Strangers on a train

Charlie McCann on a Beck gig that went nowhere

By Charlie McCann

Beck is a slippery musician. In single songs and across albums, he can slide from folk to lounge jazz to unctuous R&B. Considering his reputation as a maverick, he’s in fine company at “Station to Station”, a month-long extravaganza of artistic “happenings” happening at the Barbican in London, where he performed last Monday. The artist Doug Aitken, the prime mover behind “Station to Station”, has brought together 100 collaborators—including the legendary synth-punk duo Suicide, the minimalist composer Terry Riley and the choreographer Trajal Harrell—who are singing and dancing, playing and painting, talking about their art and others’, in a dizzying number of events. The project’s tagline is “No two days will be the same”.

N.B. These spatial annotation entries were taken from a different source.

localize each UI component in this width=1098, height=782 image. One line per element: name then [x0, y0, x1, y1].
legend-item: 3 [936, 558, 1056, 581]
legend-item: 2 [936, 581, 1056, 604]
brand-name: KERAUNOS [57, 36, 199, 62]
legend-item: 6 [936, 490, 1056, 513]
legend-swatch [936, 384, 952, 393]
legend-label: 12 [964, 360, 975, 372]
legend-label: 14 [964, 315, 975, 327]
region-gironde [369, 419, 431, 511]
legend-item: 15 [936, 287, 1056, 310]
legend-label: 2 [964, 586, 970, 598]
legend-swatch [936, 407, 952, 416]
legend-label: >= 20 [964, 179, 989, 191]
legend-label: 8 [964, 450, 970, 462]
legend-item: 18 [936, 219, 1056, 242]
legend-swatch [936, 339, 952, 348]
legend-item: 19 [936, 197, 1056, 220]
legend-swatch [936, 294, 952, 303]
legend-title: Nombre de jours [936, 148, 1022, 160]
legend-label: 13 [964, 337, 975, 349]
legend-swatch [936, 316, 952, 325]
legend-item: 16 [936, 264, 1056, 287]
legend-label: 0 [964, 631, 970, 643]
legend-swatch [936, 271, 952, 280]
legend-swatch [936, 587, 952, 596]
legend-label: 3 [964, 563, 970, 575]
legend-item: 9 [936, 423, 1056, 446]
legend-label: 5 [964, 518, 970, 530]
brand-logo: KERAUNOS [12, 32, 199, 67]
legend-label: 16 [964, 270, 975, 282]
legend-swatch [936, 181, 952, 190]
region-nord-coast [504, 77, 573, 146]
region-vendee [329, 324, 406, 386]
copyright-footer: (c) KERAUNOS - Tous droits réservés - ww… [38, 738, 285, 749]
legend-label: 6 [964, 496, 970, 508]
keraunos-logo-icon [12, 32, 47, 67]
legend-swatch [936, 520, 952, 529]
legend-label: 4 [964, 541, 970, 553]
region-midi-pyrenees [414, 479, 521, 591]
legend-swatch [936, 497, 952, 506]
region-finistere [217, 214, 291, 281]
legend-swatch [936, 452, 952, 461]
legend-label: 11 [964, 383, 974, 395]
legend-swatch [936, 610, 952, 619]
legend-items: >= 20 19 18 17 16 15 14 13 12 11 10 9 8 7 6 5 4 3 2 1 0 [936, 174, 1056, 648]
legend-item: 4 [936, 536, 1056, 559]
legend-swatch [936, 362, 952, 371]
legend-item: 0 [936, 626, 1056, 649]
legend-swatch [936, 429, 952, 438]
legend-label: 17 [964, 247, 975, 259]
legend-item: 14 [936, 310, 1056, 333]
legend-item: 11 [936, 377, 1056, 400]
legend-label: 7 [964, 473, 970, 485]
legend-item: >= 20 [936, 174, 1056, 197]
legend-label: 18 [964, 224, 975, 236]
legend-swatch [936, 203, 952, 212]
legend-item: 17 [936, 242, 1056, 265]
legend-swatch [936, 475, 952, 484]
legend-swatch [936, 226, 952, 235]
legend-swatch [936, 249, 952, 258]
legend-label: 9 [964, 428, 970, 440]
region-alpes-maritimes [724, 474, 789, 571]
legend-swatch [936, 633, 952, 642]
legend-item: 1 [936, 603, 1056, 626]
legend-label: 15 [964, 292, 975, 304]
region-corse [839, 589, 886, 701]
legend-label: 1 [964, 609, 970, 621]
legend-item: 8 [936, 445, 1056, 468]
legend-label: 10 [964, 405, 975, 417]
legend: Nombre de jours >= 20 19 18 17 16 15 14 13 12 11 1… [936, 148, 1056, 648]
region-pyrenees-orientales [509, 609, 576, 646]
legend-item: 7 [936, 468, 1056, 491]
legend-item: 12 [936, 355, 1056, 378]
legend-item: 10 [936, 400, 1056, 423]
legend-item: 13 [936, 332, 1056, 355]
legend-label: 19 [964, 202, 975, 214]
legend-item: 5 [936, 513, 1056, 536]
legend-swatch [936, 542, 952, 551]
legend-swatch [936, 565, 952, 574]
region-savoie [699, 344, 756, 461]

Beck’s performance embraced the idea that juxtaposing the unexpected and unlikely can make something new. “Word Reader”, as his event was called, set out to explore the neglected borderland where the spoken word meets music. He invited a motley crew to help out: the London Contemporary Orchestra, Sonic Youth’s beanpole guitarist Thurston Moore, seven poets including Simon Armitage, Luke Wright and Lavinia Greenlaw, and a trio of actors dressed up as cowboys. The event was all over the place—intentionally. As Aitken’s visuals, projected on overhead screens, showed trains passing through arid scrublands and along rocky coasts, the poets and musicians took us from Liverpool to Frisco, Dixieland to Hagmuir, evoking the longings and longueurs of travel.